The growing computational demands of models, such as BERT, have raised concerns about their environmental impact. This study addresses the pressing need for sustainable Artificial Intelligence practices by investigating the efficiency of model compression techniques in reducing the energy consumption and carbon emissions of transformer-based models without compromising performance. Specifically, we applied pruning, knowledge distillation, and quantization to transformer-based models (BERT, DistilBERT, ALBERT, and ELECTRA) using the Amazon Polarity Dataset for sentiment analysis. We also compared the energy efficiency of these compressed models against inherently carbon-efficient transformer models, such as TinyBERT and MobileBERT. To evaluate each model's energy consumption and carbon emissions, we utilized the open-source tool CodeCarbon. Our findings indicate that applying model compression techniques resulted in a reduction in energy consumption of 32.097% for BERT with pruning and distillation, [Formula: see text]% for DistilBERT with pruning, 7.12% for ALBERT with quantization, and 23.934% for ELECTRA with pruning and distillation, while maintaining performance metrics within a range of 95.871-99.062% accuracy, precision, recall, F1 score, and ROC AUC except for ALBERT with quantization. Specifically, BERT with pruning and distillation achieved 95.90% accuracy, 95.90% precision, 95.90% recall, 95.90% F1-score, and 98.87% ROC AUC; DistilBERT with pruning achieved 95.87% accuracy, 95.87% precision, 95.87% recall, 95.87% F1-score, and 99.06% ROC AUC; ELECTRA with pruning and distillation achieved 95.92% accuracy, 95.92% precision, 95.92% recall, 95.92% F1-score, and 99.30% ROC AUC; and ALBERT with quantization achieved 65.44% accuracy, 67.82% precision, 65.44% recall, 63.46% F1-score, and 72.31% ROC AUC, indicating significant performance degradation due to quantization sensitivity in its already compressed architecture. Overall, this demonstrates the potential for sustainable Artificial Intelligence practices using model compression.

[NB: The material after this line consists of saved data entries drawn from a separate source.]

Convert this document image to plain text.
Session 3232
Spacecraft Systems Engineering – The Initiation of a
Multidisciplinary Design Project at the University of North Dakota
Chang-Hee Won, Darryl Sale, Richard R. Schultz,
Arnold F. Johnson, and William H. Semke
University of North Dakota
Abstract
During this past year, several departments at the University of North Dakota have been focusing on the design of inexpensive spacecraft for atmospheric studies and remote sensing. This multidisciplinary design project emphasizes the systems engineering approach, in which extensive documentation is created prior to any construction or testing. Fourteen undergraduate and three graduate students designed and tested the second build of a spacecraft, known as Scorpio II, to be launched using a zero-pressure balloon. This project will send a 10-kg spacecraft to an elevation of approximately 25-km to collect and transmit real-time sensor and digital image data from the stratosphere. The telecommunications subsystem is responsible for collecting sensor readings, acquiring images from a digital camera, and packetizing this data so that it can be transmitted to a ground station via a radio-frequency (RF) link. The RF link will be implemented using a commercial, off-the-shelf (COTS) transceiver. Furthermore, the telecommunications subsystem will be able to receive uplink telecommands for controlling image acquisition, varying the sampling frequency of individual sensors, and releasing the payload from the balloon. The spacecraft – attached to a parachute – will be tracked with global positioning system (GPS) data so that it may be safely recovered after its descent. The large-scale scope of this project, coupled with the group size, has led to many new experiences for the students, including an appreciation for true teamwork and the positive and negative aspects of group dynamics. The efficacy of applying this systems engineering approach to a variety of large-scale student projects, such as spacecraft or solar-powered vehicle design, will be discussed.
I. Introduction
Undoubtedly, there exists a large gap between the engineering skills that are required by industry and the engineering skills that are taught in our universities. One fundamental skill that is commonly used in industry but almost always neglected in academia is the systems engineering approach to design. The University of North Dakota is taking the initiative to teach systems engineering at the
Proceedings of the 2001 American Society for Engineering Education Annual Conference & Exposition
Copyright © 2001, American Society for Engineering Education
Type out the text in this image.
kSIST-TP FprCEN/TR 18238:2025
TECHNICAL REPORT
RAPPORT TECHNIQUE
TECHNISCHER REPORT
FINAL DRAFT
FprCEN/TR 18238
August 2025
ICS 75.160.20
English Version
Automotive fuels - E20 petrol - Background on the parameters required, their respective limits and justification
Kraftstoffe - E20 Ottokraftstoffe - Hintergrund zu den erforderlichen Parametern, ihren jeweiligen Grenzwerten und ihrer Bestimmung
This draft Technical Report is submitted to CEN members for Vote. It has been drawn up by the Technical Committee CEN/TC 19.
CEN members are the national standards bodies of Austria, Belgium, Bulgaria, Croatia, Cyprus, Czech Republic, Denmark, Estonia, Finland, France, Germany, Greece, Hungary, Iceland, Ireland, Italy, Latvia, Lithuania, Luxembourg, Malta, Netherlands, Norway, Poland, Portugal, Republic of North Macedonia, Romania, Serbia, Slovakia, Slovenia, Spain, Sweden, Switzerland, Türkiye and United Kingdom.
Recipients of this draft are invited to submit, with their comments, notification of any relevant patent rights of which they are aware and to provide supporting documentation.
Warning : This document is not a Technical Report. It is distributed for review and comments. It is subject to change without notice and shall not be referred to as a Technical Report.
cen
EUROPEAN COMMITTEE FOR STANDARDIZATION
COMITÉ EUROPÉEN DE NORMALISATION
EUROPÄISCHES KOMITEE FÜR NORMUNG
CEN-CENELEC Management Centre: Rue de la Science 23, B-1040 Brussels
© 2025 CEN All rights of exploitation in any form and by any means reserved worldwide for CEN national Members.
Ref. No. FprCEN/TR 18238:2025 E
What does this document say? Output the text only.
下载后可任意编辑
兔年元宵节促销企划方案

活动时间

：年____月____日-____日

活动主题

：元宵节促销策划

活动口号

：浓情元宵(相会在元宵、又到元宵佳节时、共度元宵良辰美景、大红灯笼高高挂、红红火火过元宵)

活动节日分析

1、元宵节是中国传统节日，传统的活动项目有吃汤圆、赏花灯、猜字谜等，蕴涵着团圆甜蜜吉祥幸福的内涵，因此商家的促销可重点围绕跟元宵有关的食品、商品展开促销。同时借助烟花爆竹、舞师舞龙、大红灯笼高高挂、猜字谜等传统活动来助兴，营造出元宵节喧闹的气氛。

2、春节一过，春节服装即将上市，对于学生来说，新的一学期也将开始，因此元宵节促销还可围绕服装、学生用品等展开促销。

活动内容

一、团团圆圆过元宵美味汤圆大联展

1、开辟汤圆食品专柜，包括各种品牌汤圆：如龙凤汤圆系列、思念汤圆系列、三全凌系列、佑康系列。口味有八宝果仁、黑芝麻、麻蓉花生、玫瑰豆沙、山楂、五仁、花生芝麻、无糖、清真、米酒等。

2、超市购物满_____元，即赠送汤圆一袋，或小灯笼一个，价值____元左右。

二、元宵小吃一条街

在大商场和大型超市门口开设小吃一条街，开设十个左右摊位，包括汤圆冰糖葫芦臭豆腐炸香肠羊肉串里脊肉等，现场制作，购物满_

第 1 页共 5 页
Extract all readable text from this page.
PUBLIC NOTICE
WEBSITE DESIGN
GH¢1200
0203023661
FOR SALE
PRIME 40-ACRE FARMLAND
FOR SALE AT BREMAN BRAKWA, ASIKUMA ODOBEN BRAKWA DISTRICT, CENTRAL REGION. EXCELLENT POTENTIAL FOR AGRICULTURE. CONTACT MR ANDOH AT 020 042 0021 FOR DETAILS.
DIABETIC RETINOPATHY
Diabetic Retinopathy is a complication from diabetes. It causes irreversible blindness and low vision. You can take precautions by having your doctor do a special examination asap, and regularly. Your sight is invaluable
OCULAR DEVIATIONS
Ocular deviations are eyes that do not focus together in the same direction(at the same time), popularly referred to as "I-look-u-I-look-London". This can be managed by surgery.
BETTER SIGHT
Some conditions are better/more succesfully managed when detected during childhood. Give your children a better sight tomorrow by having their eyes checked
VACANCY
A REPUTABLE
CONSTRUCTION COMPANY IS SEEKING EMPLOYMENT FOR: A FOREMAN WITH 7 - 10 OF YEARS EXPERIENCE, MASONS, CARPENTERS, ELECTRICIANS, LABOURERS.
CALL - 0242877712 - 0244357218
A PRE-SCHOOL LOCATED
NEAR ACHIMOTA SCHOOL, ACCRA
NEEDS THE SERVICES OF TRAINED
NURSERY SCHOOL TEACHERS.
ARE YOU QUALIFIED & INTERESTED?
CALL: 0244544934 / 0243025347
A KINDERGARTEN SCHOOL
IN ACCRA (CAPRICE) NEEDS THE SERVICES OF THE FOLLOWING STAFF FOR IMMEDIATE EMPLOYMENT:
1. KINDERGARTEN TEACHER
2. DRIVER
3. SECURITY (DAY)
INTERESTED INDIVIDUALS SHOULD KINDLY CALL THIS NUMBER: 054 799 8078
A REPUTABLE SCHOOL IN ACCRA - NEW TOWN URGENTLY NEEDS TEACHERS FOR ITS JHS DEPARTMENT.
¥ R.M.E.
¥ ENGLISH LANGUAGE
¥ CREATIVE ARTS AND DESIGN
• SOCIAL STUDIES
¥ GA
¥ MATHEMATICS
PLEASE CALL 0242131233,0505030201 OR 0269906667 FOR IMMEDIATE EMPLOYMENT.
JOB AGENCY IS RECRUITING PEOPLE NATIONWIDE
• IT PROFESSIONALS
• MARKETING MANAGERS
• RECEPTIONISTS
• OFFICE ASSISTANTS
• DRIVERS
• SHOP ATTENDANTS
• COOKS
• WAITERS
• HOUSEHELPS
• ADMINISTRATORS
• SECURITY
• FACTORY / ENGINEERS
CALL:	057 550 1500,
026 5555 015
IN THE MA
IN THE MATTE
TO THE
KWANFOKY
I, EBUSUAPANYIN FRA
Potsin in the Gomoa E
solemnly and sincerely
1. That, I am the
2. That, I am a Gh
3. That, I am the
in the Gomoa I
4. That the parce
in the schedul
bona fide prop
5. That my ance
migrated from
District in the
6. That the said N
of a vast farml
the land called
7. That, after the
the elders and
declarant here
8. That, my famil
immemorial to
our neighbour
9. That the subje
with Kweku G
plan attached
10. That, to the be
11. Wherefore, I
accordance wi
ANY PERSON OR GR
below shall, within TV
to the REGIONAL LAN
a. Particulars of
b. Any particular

诸如BERT等模型不断增长的计算需求引发了人们对其环境影响的担忧。本研究通过调查模型压缩技术在不影响性能的情况下降低基于Transformer的模型的能源消耗和碳排放的效率,来满足对可持续人工智能实践的迫切需求。具体而言,我们使用亚马逊极性数据集进行情感分析,对基于Transformer的模型(BERT、DistilBERT、ALBERT和ELECTRA)应用了剪枝、知识蒸馏和量化。我们还将这些压缩模型的能源效率与本质上碳效率高的Transformer模型(如TinyBERT和MobileBERT)进行了比较。为了评估每个模型的能源消耗和碳排放,我们使用了开源工具CodeCarbon。我们的研究结果表明,应用模型压缩技术后,使用剪枝和蒸馏的BERT能源消耗降低了32.097%,使用剪枝的DistilBERT降低了[公式:见原文]%,使用量化的ALBERT降低了7.12%,使用剪枝和蒸馏的ELECTRA降低了23.934%,同时除了使用量化的ALBERT外,性能指标(准确率、精确率、召回率、F1分数和ROC AUC)保持在95.871 - 99.062%的范围内。具体来说,使用剪枝和蒸馏的BERT准确率达到95.90%,精确率达到95.90%,召回率达到95.90%,F1分数达到95.90%,ROC AUC达到98.87%;使用剪枝的DistilBERT准确率达到95.87%,精确率达到95.87%,召回率达到95.87%,F1分数达到95.87%,ROC AUC达到99.06%;使用剪枝和蒸馏的ELECTRA准确率达到95.92%,精确率达到95.92%,召回率达到95.92%,F1分数达到95.92%,ROC AUC达到99.30%;使用量化的ALBERT准确率达到65.44%,精确率达到67.82%,召回率达到65.44%,F1分数达到63.46%,ROC AUC达到72.31%,这表明由于其已经压缩的架构中的量化敏感性,性能显著下降。总体而言,这证明了使用模型压缩实现可持续人工智能实践的潜力。